You can use the Vision Language Context-Based Classification pretrained model in the Classify Objects Using Deep Learning tool from the Image Analyst toolbox in ArcGIS Pro.
Classify imagery
To use Vision Language Context-Based Classification from the imagery, complete the following steps:
- Download the Vision Language Context-Based Classification model.
Note:
This model requires an internet connection if you're using OpenAI's vision language models. The data used for classification, including the imagery and possible class labels, will be shared with OpenAI. However, if you are using the Llama Vision model, it operates locally and does not require an internet connection, ensuring that your data remains on your machine without being shared externally. - Click Add
data to add an image to the Contents pane.
You'll run the prediction on this image.
- Click the Analysis tab and click Tools.
- In the Geoprocessing pane, click Toolboxes, expand Image Analyst
Tools, and select the Classify Objects Using Deep Learning tool under Deep Learning.
- On the Parameters tab, set the parameters as follows:
- Input Raster—Choose an input image from the drop-down menu or from a folder location.
- Input Features (optional)—Select the feature layer if you want to limit the processing to specific regions in the raster identified by the feature class.
- Output Classified Objects Feature Class—Set the output feature layer that will contain the classification labels.
- Model Definition—Select the pretrained model .dlpk file.
- Arguments (optional)—Change the values of the arguments if
required.
- classes—Provide the classes to which the images are to be classified. Multiple classes can be provided here using a comma (,) as the class separator. For example, if you are classifying properties damaged during a hurricane, the input will be Minor Damage, Major Damage, No Damage.
- additional_context—Briefly describe the image to provide context to the vision language model and help it classify the images better. The input raster is clipped into multiple smaller images by the tool. If you provide input features, the raster is clipped around those input features. If no input features are provided, the raster is clipped into smaller chips of dimension 1024x1024. Describe the individual image, not the raster. For example, to classify damages incurred by all buildings in a neighborhood, you can pass the input raster and the bounding boxes of building footprints in the neighborhood in the input features parameter. In this scenario, the additional context might be "This is an aerial view of a house from a hurricane impacted area." Notice that the individual image is described, not the entire raster.
- strict_classification—Large language models, including vision language models, are prone to hallucinations. It is possible that the model uses a hallucinated class that is not among the classes provided in the tool. If this parameter is set to True, all hallucinated classes are labelled as Unknown. However, you may want to keep these hallucinated classes in the output feature class. In that case, this parameter should remain False.
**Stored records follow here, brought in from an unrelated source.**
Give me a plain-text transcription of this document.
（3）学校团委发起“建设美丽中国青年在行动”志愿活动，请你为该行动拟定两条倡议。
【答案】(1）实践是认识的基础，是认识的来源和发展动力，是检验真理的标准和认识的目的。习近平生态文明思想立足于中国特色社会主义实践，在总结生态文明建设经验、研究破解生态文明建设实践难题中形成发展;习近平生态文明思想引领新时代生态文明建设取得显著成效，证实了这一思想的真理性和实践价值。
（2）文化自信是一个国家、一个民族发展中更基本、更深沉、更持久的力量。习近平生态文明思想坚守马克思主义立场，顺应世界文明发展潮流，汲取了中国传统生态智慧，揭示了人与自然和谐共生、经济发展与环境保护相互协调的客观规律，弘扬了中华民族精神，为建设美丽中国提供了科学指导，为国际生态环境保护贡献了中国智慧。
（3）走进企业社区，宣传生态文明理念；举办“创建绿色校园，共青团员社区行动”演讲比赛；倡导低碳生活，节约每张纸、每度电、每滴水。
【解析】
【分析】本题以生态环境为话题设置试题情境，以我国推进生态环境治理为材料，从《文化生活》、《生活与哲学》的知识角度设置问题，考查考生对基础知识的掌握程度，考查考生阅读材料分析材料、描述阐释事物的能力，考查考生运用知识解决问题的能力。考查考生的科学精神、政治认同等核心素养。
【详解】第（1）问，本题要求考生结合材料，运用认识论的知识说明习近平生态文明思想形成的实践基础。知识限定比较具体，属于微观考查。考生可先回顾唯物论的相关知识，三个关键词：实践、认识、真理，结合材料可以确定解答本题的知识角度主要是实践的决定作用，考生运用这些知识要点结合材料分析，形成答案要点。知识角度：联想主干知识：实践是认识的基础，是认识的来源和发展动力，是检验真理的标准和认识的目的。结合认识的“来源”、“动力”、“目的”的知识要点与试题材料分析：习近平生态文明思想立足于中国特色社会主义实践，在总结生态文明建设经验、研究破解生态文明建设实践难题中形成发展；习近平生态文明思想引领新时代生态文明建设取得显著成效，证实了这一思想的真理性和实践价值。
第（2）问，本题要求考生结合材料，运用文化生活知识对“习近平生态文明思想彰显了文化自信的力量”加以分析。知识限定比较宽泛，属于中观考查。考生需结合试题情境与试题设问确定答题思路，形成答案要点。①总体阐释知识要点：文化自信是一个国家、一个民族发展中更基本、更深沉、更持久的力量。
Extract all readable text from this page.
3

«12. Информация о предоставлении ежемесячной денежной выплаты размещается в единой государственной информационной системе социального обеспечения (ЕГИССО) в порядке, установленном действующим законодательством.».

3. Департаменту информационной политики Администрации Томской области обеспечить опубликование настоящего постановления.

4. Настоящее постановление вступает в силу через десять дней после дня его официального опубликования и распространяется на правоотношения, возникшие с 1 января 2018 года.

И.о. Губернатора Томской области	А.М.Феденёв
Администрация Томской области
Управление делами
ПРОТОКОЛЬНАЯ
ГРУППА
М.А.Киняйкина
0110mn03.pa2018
- ai_connection_file—This is the path to the .json file that includes the connection details of the model that will be used. Currently, the OpenAI vision language models deployed on OpenAI or Azure, and the Llama Vision models installed locally on the machine are supported. This provides flexibility to choose between cloud-based solutions with OpenAI or locally deployed models with Llama Vision. The path of the file should be from the same machine where the geoprocessing tool is being run. The following is an example of how the connection file JSON would look for an OpenAI Azure deployment instance:
OpenAI Azure connection JSON file
{ "service_provider" : "AzureOpenAI", "api_key" : "YOUR_API_KEY", "azure_endpoint" : "YOUR_AZURE_ENDPOINT", "api_version" : "YOUR_API_VERSION", "deployment_name" : "YOUR_DEPLOYMENT_NAME" }
To connect to OpenAI directly, change the service provider to OpenAI and provide your OpenAI key. The last three parameters can be left blank if you're connecting to OpenAI directly; they are only needed if you are connecting to OpenAI hosted on Azure.
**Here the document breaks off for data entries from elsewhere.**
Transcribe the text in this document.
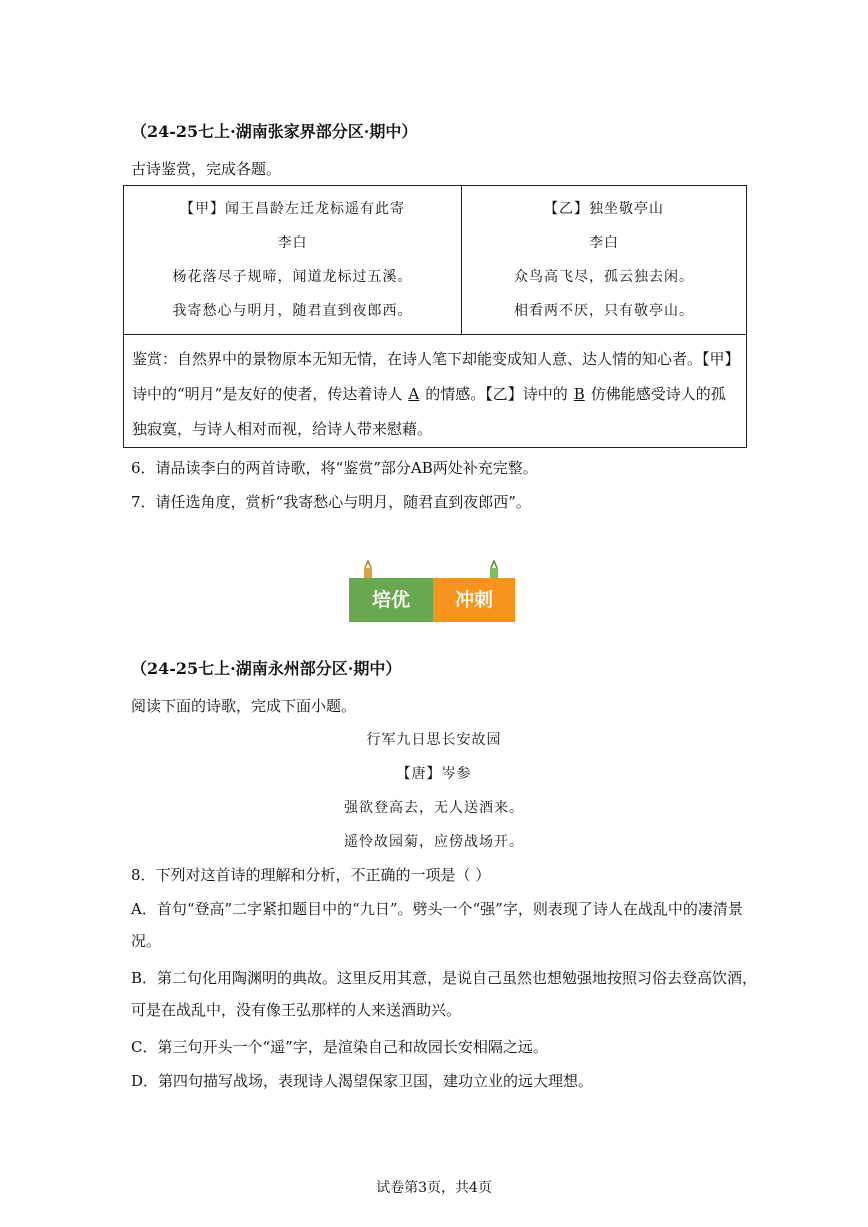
（24-25七上·湖南张家界部分区·期中）
古诗鉴赏，完成各题。
【甲】闻王昌龄左迁龙标遥有此寄
李白
杨花落尽子规啼，闻道龙标过五溪。
我寄愁心与明月，随君直到夜郎西。
【乙】独坐敬亭山
李白
众鸟高飞尽，孤云独去闲。
相看两不厌，只有敬亭山。
鉴赏：自然界中的景物原本无知无情，在诗人笔下却能变成知人意、达人情的知心者。【甲】诗中的“明月”是友好的使者，传达着诗人 A 的情感。【乙】诗中的 B 仿佛能感受诗人的孤独寂寞，与诗人相对而视，给诗人带来慰藉。
6．请品读李白的两首诗歌，将“鉴赏”部分AB两处补充完整。
7．请任选角度，赏析“我寄愁心与明月，随君直到夜郎西”。
培优	冲刺
（24-25七上·湖南永州部分区·期中）
阅读下面的诗歌，完成下面小题。
行军九日思长安故园
【唐】岑参
强欲登高去，无人送酒来。
遥怜故园菊，应傍战场开。
8．下列对这首诗的理解和分析，不正确的一项是（ ）
A．首句“登高”二字紧扣题目中的“九日”。劈头一个“强”字，则表现了诗人在战乱中的凄清景况。
B．第二句化用陶渊明的典故。这里反用其意，是说自己虽然也想勉强地按照习俗去登高饮酒，可是在战乱中，没有像王弘那样的人来送酒助兴。
C．第三句开头一个“遥”字，是渲染自己和故园长安相隔之远。
D．第四句描写战场，表现诗人渴望保家卫国，建功立业的远大理想。
试卷第3页，共4页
To use Llama Vision without cloud-based services, download the Llama Vision model weights using the following command in the python command prompt:
huggingface-cli login
huggingface-cli download meta-llama/Llama-3.2-11B-Vision-Instruct
Once the weights are downloaded, you can modify the connection JSON to use Llama Vision as follows:
Llama Vision connection JSON file
{ "service_provider" : "local-llama", }
- On the Environments tab, set the environments as follows:
- Processing Extent—Select the default extent or any other option from the drop-down menu.
- Cell Size—Set the value appropriately. Select the cell size in meters in such a way that maximizes the visibility of the objects of interest throughout the chosen extent. Consider a larger cell size for detecting larger objects and a smaller cell size for detecting smaller objects. For example, set the cell size for cloud detection to 10 meters, and for car detection, set it to 0.30 meters (30 centimeters). For more information about cell size, see Cell size of raster data .
- Processor Type—Select CPU or GPU as needed.
It is recommended that you select GPU, if available, and set GPU ID to the GPU that will be used.
- Click Run.
As soon as processing finishes, the output layer is added to the map, and the predicted classes are added to the attribute table of the output layer.